FORD Australia will take another step towards becoming a global player this week, when a fleet of four BA Falcons is sampled in the US by FoMoCo's top management.
The Falcons, believed to comprise entry level XT, high series Fairmont Ghia, XR6 and XR6 Turbo models, will be chaperoned by Ford Australia vice president product development Trevor Worthington.
"There's a whole host of guys, from Bill Ford down, lined up to drive them," confirmed Ford Australia president Geoff Polites at last week's Falcon GT launch.

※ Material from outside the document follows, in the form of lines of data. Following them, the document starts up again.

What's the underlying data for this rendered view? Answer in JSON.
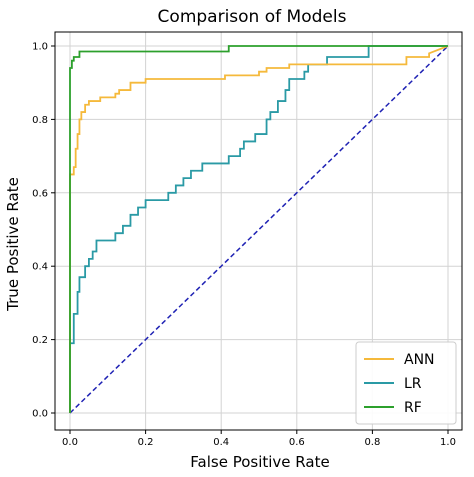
{
  "chart_data": {
    "type": "line",
    "title": "Comparison of Models",
    "xlabel": "False Positive Rate",
    "ylabel": "True Positive Rate",
    "xlim": [
      0,
      1
    ],
    "ylim": [
      0,
      1
    ],
    "xticks": [
      0.0,
      0.2,
      0.4,
      0.6,
      0.8,
      1.0
    ],
    "yticks": [
      0.0,
      0.2,
      0.4,
      0.6,
      0.8,
      1.0
    ],
    "xtick_labels": [
      "0.0",
      "0.2",
      "0.4",
      "0.6",
      "0.8",
      "1.0"
    ],
    "ytick_labels": [
      "0.0",
      "0.2",
      "0.4",
      "0.6",
      "0.8",
      "1.0"
    ],
    "grid": true,
    "legend_position": "bottom-right",
    "series": [
      {
        "name": "ANN",
        "color": "#f5b93b",
        "points": [
          [
            0,
            0
          ],
          [
            0,
            0.65
          ],
          [
            0.01,
            0.65
          ],
          [
            0.01,
            0.67
          ],
          [
            0.015,
            0.67
          ],
          [
            0.015,
            0.72
          ],
          [
            0.02,
            0.72
          ],
          [
            0.02,
            0.76
          ],
          [
            0.025,
            0.76
          ],
          [
            0.025,
            0.8
          ],
          [
            0.03,
            0.8
          ],
          [
            0.03,
            0.82
          ],
          [
            0.04,
            0.82
          ],
          [
            0.04,
            0.84
          ],
          [
            0.05,
            0.84
          ],
          [
            0.05,
            0.85
          ],
          [
            0.08,
            0.85
          ],
          [
            0.08,
            0.86
          ],
          [
            0.12,
            0.86
          ],
          [
            0.12,
            0.87
          ],
          [
            0.13,
            0.87
          ],
          [
            0.13,
            0.88
          ],
          [
            0.16,
            0.88
          ],
          [
            0.16,
            0.9
          ],
          [
            0.2,
            0.9
          ],
          [
            0.2,
            0.91
          ],
          [
            0.41,
            0.91
          ],
          [
            0.41,
            0.92
          ],
          [
            0.5,
            0.92
          ],
          [
            0.5,
            0.93
          ],
          [
            0.52,
            0.93
          ],
          [
            0.52,
            0.94
          ],
          [
            0.58,
            0.94
          ],
          [
            0.58,
            0.95
          ],
          [
            0.89,
            0.95
          ],
          [
            0.89,
            0.97
          ],
          [
            0.95,
            0.97
          ],
          [
            0.95,
            0.98
          ],
          [
            1,
            1
          ]
        ]
      },
      {
        "name": "LR",
        "color": "#2a9aa5",
        "points": [
          [
            0,
            0
          ],
          [
            0,
            0.19
          ],
          [
            0.01,
            0.19
          ],
          [
            0.01,
            0.27
          ],
          [
            0.02,
            0.27
          ],
          [
            0.02,
            0.33
          ],
          [
            0.025,
            0.33
          ],
          [
            0.025,
            0.37
          ],
          [
            0.04,
            0.37
          ],
          [
            0.04,
            0.4
          ],
          [
            0.05,
            0.4
          ],
          [
            0.05,
            0.42
          ],
          [
            0.06,
            0.42
          ],
          [
            0.06,
            0.44
          ],
          [
            0.07,
            0.44
          ],
          [
            0.07,
            0.47
          ],
          [
            0.12,
            0.47
          ],
          [
            0.12,
            0.49
          ],
          [
            0.14,
            0.49
          ],
          [
            0.14,
            0.51
          ],
          [
            0.16,
            0.51
          ],
          [
            0.16,
            0.54
          ],
          [
            0.18,
            0.54
          ],
          [
            0.18,
            0.56
          ],
          [
            0.2,
            0.56
          ],
          [
            0.2,
            0.58
          ],
          [
            0.26,
            0.58
          ],
          [
            0.26,
            0.6
          ],
          [
            0.28,
            0.6
          ],
          [
            0.28,
            0.62
          ],
          [
            0.3,
            0.62
          ],
          [
            0.3,
            0.64
          ],
          [
            0.32,
            0.64
          ],
          [
            0.32,
            0.66
          ],
          [
            0.35,
            0.66
          ],
          [
            0.35,
            0.68
          ],
          [
            0.42,
            0.68
          ],
          [
            0.42,
            0.7
          ],
          [
            0.45,
            0.7
          ],
          [
            0.45,
            0.72
          ],
          [
            0.46,
            0.72
          ],
          [
            0.46,
            0.74
          ],
          [
            0.49,
            0.74
          ],
          [
            0.49,
            0.76
          ],
          [
            0.52,
            0.76
          ],
          [
            0.52,
            0.8
          ],
          [
            0.53,
            0.8
          ],
          [
            0.53,
            0.82
          ],
          [
            0.55,
            0.82
          ],
          [
            0.55,
            0.85
          ],
          [
            0.57,
            0.85
          ],
          [
            0.57,
            0.88
          ],
          [
            0.58,
            0.88
          ],
          [
            0.58,
            0.91
          ],
          [
            0.62,
            0.91
          ],
          [
            0.62,
            0.93
          ],
          [
            0.63,
            0.93
          ],
          [
            0.63,
            0.95
          ],
          [
            0.68,
            0.95
          ],
          [
            0.68,
            0.97
          ],
          [
            0.79,
            0.97
          ],
          [
            0.79,
            1
          ],
          [
            1,
            1
          ]
        ]
      },
      {
        "name": "RF",
        "color": "#2ca02c",
        "points": [
          [
            0,
            0
          ],
          [
            0,
            0.94
          ],
          [
            0.005,
            0.94
          ],
          [
            0.005,
            0.96
          ],
          [
            0.01,
            0.96
          ],
          [
            0.01,
            0.97
          ],
          [
            0.025,
            0.97
          ],
          [
            0.025,
            0.985
          ],
          [
            0.42,
            0.985
          ],
          [
            0.42,
            1
          ],
          [
            1,
            1
          ]
        ]
      },
      {
        "name": "",
        "color": "#1f22b4",
        "dashed": true,
        "points": [
          [
            0,
            0
          ],
          [
            1,
            1
          ]
        ]
      }
    ]
  }
}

The test drive is the latest is a series of significant steps taken by Ford's Dearborn headquarters to become more familiar with Australia's Falcon - including a "paper study" into the viability of the model revealed exclusively by GoAuto in January - but Mr Polites was quick to play down the immediate significance of the exercise.
"I don't think anything will come from it," he said. "There are lots of things that theoretically make sense but there are lots of reasons why that theory doesn't happen."
For the first time, however, Mr Polites revealed the longer-term possibility of Ford Australia becoming integral to the design of a low-cost rear-wheel drive Blue Oval platform globally, in much the same way Holden will be employed by General Motors to design and engineer GM's low-cost rear-drive underpinnings beyond the next all-new model due in 2005.
Like Holden, Ford Australia would potentially gain valuable design and engineering funds from such an arrangement, which would reduce the cost of local development work considerably or fund the engineering for more derivative products, such as more Falcon-based recreational cross-over vehicles.
"Long term outcomes will not be us exporting Falcons into the US. Long term outcomes will be about platform sharing," said Mr Polites.
"If you were sitting here with a Ford hat on, the best outcome we could get would be for us to produce the low-cost platform and for our platform to be picked up in the US. Then you can do derivatives, you could do the (E265 crossover) wagon here and send it over there and it's relatively low volume.
"With our skill levels, our labour rates, with the dollar where it is, with ACIS, we are a very low cost of quality engineering. If you can do a platform (sharing) type arrangement then it lowers your engineering costs. Basically, it makes sense," he said.
Mr Polites, who has long maintained Ford Australia is viable as a domestic market-only business, continued to express pessimism for the possibility of any future exports apart from platform and/or engine technology.
While he was quick to dismiss suggestions the Falcon brand could be exported globally in a similar way to Holden - which has ambitions of selling its own Holden-badged products internationally - Mr Polites did not rule out Falcon exports long term.
Ford Australia's export hopes could be bolstered by the recent announcement of a wide- ranging review of FoMoCo's international operations.
Led by new global operations boss David Thursfield and his deputy, Ford family member Elena Ford, the sweeping review aims to make the company more profitable and efficient by taking "a very broad look at what exists in each place and the best way to drive business".